クライアントからクレームを言われるのは嫌なものです。
しかし,冷静に考えると,クライアントからのクレームは,自分の成長につながる大きなヒントが隠されていることが多いものです。
<目次>
1.クレームを言われると落ち込む⁉︎
2.クレームこそ成長のチャンス
3.クレームを自分の成長につなげるための方法
・・・・・・・・・・・・・・・・・・・・・・・・・・・・・
1.クレームを言われると落ち込む⁉︎
私も16年以上弁護士をしていますので,今までの職業人生の中で,それなりにクライアントからクレームを言われた経験もそこそこあります。

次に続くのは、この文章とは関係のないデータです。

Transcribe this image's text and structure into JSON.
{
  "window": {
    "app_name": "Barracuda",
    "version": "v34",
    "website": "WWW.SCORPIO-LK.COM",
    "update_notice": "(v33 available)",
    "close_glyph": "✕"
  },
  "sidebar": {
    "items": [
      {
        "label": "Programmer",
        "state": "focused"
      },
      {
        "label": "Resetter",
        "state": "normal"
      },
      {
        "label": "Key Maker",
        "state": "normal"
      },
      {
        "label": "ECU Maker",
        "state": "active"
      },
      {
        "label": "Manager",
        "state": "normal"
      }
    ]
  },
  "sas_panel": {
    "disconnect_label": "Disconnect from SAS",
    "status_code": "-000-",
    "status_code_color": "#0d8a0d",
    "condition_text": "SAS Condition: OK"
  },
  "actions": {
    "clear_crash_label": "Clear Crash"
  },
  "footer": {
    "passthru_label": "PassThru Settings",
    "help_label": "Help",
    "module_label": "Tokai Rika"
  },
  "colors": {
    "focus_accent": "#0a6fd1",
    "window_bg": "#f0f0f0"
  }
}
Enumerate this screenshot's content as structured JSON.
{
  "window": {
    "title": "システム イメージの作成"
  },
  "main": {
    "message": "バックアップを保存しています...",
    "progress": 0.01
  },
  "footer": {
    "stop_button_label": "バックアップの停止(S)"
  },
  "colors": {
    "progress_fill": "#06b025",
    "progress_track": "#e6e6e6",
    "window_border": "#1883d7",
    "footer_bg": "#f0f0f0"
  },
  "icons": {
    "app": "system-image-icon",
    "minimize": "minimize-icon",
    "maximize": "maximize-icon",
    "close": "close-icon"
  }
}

どんな仕事もそうでしょうが,クライアントからクレームを言われるのはとても嫌なものです。
自分としては一生懸命に仕事をしているつもりなのですが,ついつまらないミスをしてしまったり,連絡が遅れてしまったり,自分の説明が足りなくて誤解を招いてしまうなどということもあります。
また,基本的に弁護士に事件の解決を依頼するクライアントは,自身に問題やストレスを抱えており,事件が厳しい局面になっている場合などは,必然的に弁護士に対する風当たりも強くなりがちです。
一番信頼関係を作らなければならないクライアントからクレームをいただくことは,何か自分の仕事が否定されたように感じ,とても精神的に落ち込みます。
自己嫌悪に陥ってしまいますし,また,クライアントがわがままなのではないかなど,責任転嫁もしたくなってしまいます。
いずれにしても,マイナスの感情に支配されがちになります。
2.クレームこそ成長のチャンス
しかし,冷静に考えてみると,自分の弁護士人生を振り返っても,お褒めの言葉をいただいたり,とても感謝してくださるクライアントの存在は大変ありがたいものではあります。
ただ,不思議なもので,そうしたクライアントよりも,なぜか自分にクレームや厳しいことを言ってくださったクライアントの方が,断然自分の記憶に残っているのです。
それは,当時の嫌な気分が忘れられないという部分も確かにあるのですが,やはり,クレームから自分にとっての大きな気づきを得られたとの思いが強いからです。
確かに,クレームを言われた当初は正直腹が立つこともありますし,落ち込むこともあります。
しかし,少し時間が経って冷静に考えられるようになれば,自分の業務の中で至らなかった点がいろいろと見えてきたりします。
ですから,実は,クライアントからのクレームというのは,自分の仕事の問題点を発見し,業務を改善する絶好のチャンスでもあるのです。
特に,弁護士という職業は,他人から自分の仕事を厳しく監視されたりチェックされるということがあまりありません。
そうすると,どうしても仕事の仕方が独りよがりや独善的になりがちで,自分の仕事を振り返って反省する機会というものが少なくなります。
ですから,クレームを言ってくださるクライアントというのは,実は弁護士にとって極めて貴重なのです。
3.クレームを自分の成長につなげるための方法
私も,クライアントからクレームを言われることは決して好きではありませんし,言われれば落ち込むこともあります。
しかし,後から考えて,そのクレームが確かに正しいと思った時には,素直に反省するようにしています。
そして,大切なことは,2度と同じようなクレームをクライアントから言われないように,自分の業務を振り返り,改善点を探す努力をすることです。
クレームは自分を成長させる貴重な機会ですが,クレームを言われても何もしなければ,忘れてしまうかも知れませんし,同じ失敗をまた繰り返すことにもなりかねません。
そこで,私は,「失敗ノート」というものを作り,何か仕事上のミスをしてしまったり,クライアントからクレームを言われたときには,その「失敗ノート」に記録するようにしています。
さらに,記録するだけではいずれ忘れてしまいますので,私は毎週1回月曜日にこの「失敗ノート」を見返すようにしています。
この「失敗ノート」は,私が司法試験受験時代に,ケアレスミスを防ぐための「ケアレスミスノート」をつけて,それを適宜見返していたことにヒントを得て作っているものです。
失敗を繰り返さないために,自分が過去にどういう失敗をしたのか,どういうときにミスをしがちなのかをしっかりと記憶に刷り込む必要があります。
クライアントからのクレームをきちんと受け止め,自分の成長につなげるために,この「失敗ノート」はとても有効だと思います。
【編集後記】
昨日は、ここ最近では珍しく早く帰宅し、息子のお稽古事であるバレエ教室に付き添って行きました。
久しぶりに息子のバレエを見学しましたが、1年前に習い始めた頃と比べてすごい成長ぶりに驚きました。
当初は練習中も石のように動かず、見ていてハラハラしましたが、昨日の息子はアクティブに飛び跳ねていてビックリです。
それに、心なしか以前よりも楽しそうに生き生きとやっているように感じました。
来年1月にはバレエの発表会があるのですが、今から楽しみです。